Not all prayers are explicit, however; in a sense, the goal of prayer is for the person to be so aware of God and his dependence on God that God is always present to his consciousness in some sense--more or less as our hands are always present to us; not necessarily always adverted to, but always at least on the outskirts, as it were, of our consciousness. When this stage is reached, everything a person does is a prayer.

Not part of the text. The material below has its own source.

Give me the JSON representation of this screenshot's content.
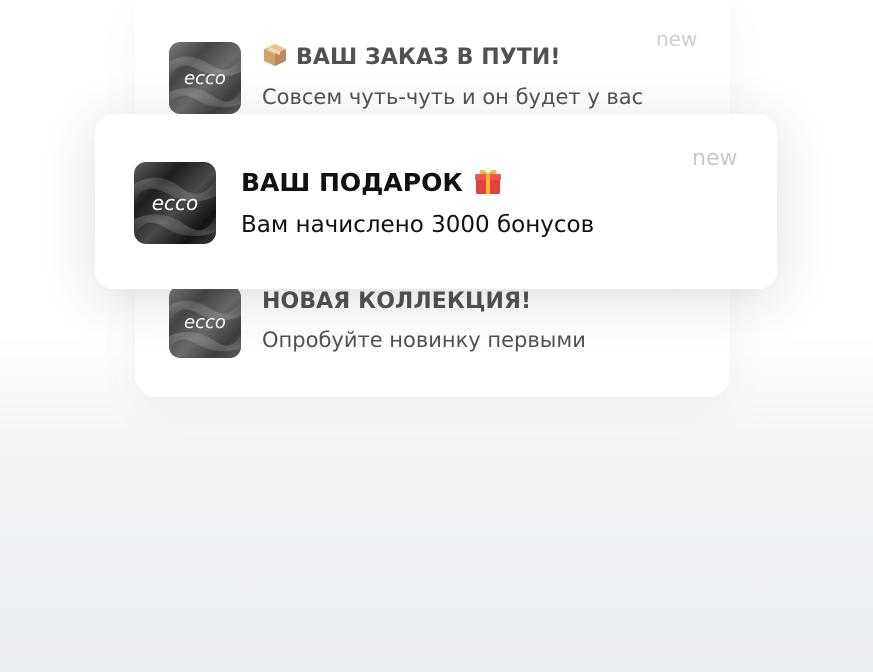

One thing that prayer is not: manipulation of God. The pagans used to "propitiate" the gods and try to get them to do what they wanted; and there are many radio preachers who, in effect, seem to be saying the same thing. Norman Vincent Peale, for instance, talks as though God and Jesus are a power in you by which you can do amazing things--which is true, in a sense; but which is not the point. God is not to be used; we depend on God, who loves us; he does not depend on us. Since he loves us, we will achieve our goals; but this does not mean we have "power," still less power over him. We are absolutely powerless, absolutely.

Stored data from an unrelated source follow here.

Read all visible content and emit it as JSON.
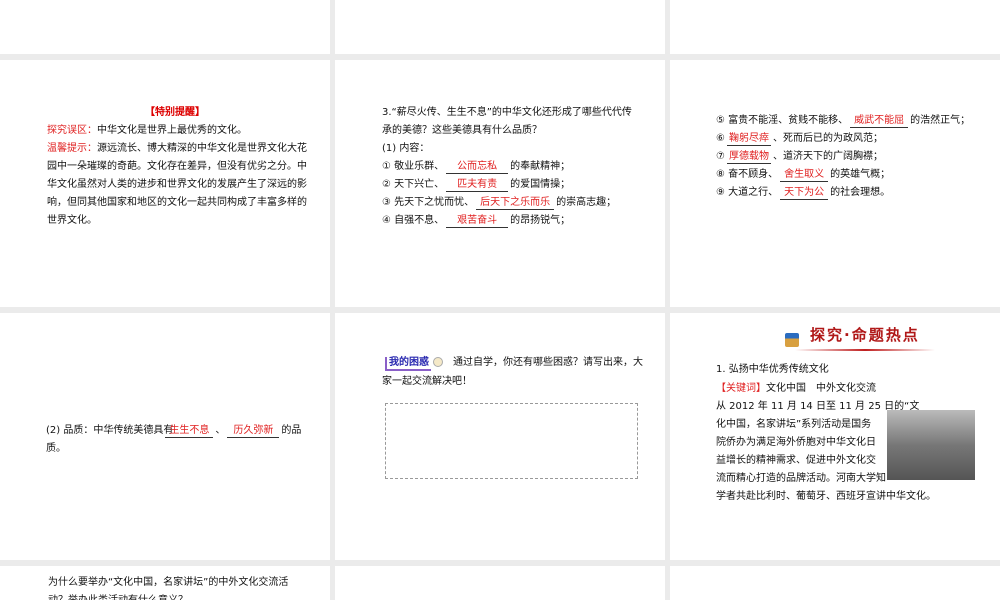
{
  "slides": {
    "reminder": {
      "title": "【特别提醒】",
      "misc_label": "探究误区：",
      "misc_text": "中华文化是世界上最优秀的文化。",
      "tip_label": "温馨提示：",
      "tip_lines": [
        "源远流长、博大精深的中华文化是世界文化大花",
        "园中一朵璀璨的奇葩。文化存在差异，但没有优劣之分。中",
        "华文化虽然对人类的进步和世界文化的发展产生了深远的影",
        "响，但同其他国家和地区的文化一起共同构成了丰富多样的",
        "世界文化。"
      ]
    },
    "virtues1": {
      "question": [
        "3.“薪尽火传、生生不息”的中华文化还形成了哪些代代传",
        "承的美德？这些美德具有什么品质？"
      ],
      "content_label": "(1) 内容：",
      "items": [
        {
          "pre": "① 敬业乐群、",
          "answer": "公而忘私",
          "post": "的奉献精神；"
        },
        {
          "pre": "② 天下兴亡、",
          "answer": "匹夫有责",
          "post": "的爱国情操；"
        },
        {
          "pre": "③ 先天下之忧而忧、",
          "answer": "后天下之乐而乐",
          "post": "的崇高志趣；"
        },
        {
          "pre": "④ 自强不息、",
          "answer": "艰苦奋斗",
          "post": "的昂扬锐气；"
        }
      ]
    },
    "virtues2": {
      "items": [
        {
          "pre": "⑤ 富贵不能淫、贫贱不能移、",
          "answer": "威武不能屈",
          "post": "的浩然正气；"
        },
        {
          "pre": "⑥",
          "answer": "鞠躬尽瘁",
          "post": "、死而后已的为政风范；"
        },
        {
          "pre": "⑦",
          "answer": "厚德载物",
          "post": "、道济天下的广阔胸襟；"
        },
        {
          "pre": "⑧ 奋不顾身、",
          "answer": "舍生取义",
          "post": "的英雄气概；"
        },
        {
          "pre": "⑨ 大道之行、",
          "answer": "天下为公",
          "post": "的社会理想。"
        }
      ]
    },
    "quality": {
      "pre": "(2) 品质：中华传统美德具有",
      "answer1": "生生不息",
      "sep": "、",
      "answer2": "历久弥新",
      "post": "的品",
      "line2": "质。"
    },
    "confusion": {
      "badge": "我的困惑",
      "line1": "通过自学，你还有哪些困惑？请写出来，大",
      "line2": "家一起交流解决吧！"
    },
    "hotspot": {
      "header": "探究·命题热点",
      "heading": "1. 弘扬中华优秀传统文化",
      "keyword_label": "【关键词】",
      "keyword_text": "文化中国　中外文化交流",
      "lines": [
        "从 2012 年 11 月 14 日至 11 月 25 日的“文",
        "化中国，名家讲坛”系列活动是国务",
        "院侨办为满足海外侨胞对中华文化日",
        "益增长的精神需求、促进中外文化交",
        "流而精心打造的品牌活动。河南大学知",
        "学者共赴比利时、葡萄牙、西班牙宣讲中华文化。"
      ]
    },
    "question": {
      "lines": [
        "为什么要举办“文化中国，名家讲坛”的中外文化交流活",
        "动？举办此类活动有什么意义？"
      ]
    }
  }
}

My problem with this sort of thing is not exactly what is said; it is the question of attitude. The "Let Jesus work in you to solve your problems and bring you joy" school is saying that what Christianity is about is that Jesus and God are "relevant" for our happiness; they are means we use to achieve our goals fully. But God is not the means: he is the end, for the Christian. The Christian is not interested in his own fulfillment, still less willing to use God as a tool to achieve it--even if God is willing to be so used.

St. Paul said this in his first letter to Timothy: "This is what happens to people who have destroyed their minds and turned away from the truth; they think religion ought to be 'useful.' Religion is, of course, very useful--when you aren't looking for benefits in this life." So you see I am not making this up.

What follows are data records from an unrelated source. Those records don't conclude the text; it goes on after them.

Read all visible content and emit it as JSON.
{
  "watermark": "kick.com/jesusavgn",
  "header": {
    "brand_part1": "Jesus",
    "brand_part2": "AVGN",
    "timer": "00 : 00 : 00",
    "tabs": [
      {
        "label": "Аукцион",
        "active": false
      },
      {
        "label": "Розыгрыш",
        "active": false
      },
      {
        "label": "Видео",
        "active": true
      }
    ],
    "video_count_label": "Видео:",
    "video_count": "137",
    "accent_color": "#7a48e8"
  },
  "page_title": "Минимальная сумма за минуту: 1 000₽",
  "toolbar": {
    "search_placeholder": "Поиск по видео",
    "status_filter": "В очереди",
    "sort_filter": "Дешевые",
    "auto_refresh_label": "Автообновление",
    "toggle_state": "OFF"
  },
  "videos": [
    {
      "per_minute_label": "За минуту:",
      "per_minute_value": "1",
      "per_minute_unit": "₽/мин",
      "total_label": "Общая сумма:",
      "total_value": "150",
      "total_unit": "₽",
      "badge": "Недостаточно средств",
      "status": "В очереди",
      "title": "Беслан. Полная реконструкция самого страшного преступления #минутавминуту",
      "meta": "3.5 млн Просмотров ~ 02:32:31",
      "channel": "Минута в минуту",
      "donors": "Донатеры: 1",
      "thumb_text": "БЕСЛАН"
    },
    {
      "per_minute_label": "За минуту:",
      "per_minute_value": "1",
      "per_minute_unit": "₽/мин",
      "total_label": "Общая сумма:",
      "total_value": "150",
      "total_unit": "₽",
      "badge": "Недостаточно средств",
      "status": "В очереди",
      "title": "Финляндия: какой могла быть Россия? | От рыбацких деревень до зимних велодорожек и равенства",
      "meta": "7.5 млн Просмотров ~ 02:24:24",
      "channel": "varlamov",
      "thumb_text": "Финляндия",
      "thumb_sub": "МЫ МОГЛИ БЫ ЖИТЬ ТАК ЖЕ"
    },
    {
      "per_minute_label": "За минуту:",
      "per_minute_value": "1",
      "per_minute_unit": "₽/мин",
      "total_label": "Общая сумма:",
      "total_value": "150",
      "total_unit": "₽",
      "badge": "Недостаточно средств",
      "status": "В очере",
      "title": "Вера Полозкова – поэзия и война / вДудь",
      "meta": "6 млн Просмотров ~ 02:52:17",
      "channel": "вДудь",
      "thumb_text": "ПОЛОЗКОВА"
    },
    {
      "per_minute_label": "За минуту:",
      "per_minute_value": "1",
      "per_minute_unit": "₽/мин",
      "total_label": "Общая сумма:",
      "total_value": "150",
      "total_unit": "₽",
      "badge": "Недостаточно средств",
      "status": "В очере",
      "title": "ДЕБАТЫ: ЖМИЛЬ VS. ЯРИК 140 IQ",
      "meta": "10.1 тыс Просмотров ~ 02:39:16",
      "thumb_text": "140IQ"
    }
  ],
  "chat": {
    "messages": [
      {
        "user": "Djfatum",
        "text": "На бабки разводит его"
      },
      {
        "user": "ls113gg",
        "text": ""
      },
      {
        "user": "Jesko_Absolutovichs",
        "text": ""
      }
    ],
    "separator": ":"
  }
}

And in fact this attitude (which I think is anti-Christian) works against itself, for the reason I was outlining earlier in this section. If you start praying to God and "using the dynamism of the ruler of the universe" to achieve your goals, then you will be using God to give you what you think will make you happy; and he will give you this, even if it does not make you happy--and it won't, unfortunately, because you are perverting the ordination of creator and creature.

It is still true that to be Christian, you have to give up yourself, your fulfillment, your goals, your happiness. If you do this, you will get fulfillment, happiness, and the rest of it; but you can't give it up for this reason, because that contradicts itself; you have to give yourself up absolutely. You must not matter to yourself.

The function of prayer, then, is not a vehicle by which you can manipulate God into giving you what you want; it is an acknowledgment that you are not important and only God matters. So, as Jesus said, we shouldn't worry what we pray for; God already knows what we need. Not that we shouldn't pray for them, so that we recognize that they come from God: "Give us our share today of the bread you rain down on us; release us from our debt to you if we release those in debt to us; and do not bring trouble down upon us; keep us from harm," as Jesus told us to pray. But we don't need to make a speech about it, as he told his Representatives just before he gave this example of prayer; you can't "persuade" God to do anything for you.

Then why does he tell us to persist and insist in prayer? Not because God will finally relent, like the dishonest judge with the widow pestering him; but because it takes a long time for us, often, to get out of the goal-seeking mentality of manipulating God and praying in self-forgetfulness, where "Thy will be done" does not mean "Thy will be my will." His will for us is our will for us; but it is this self-will which we must give up to be Christian. What we mean is not "give me what I want and make me happy with it," but "let me be happy with what will really make me happy, not with what I would like to have make me happy." In that sense we want God's will rather than ours; and this is what prayer is to do for us. This takes perseverance.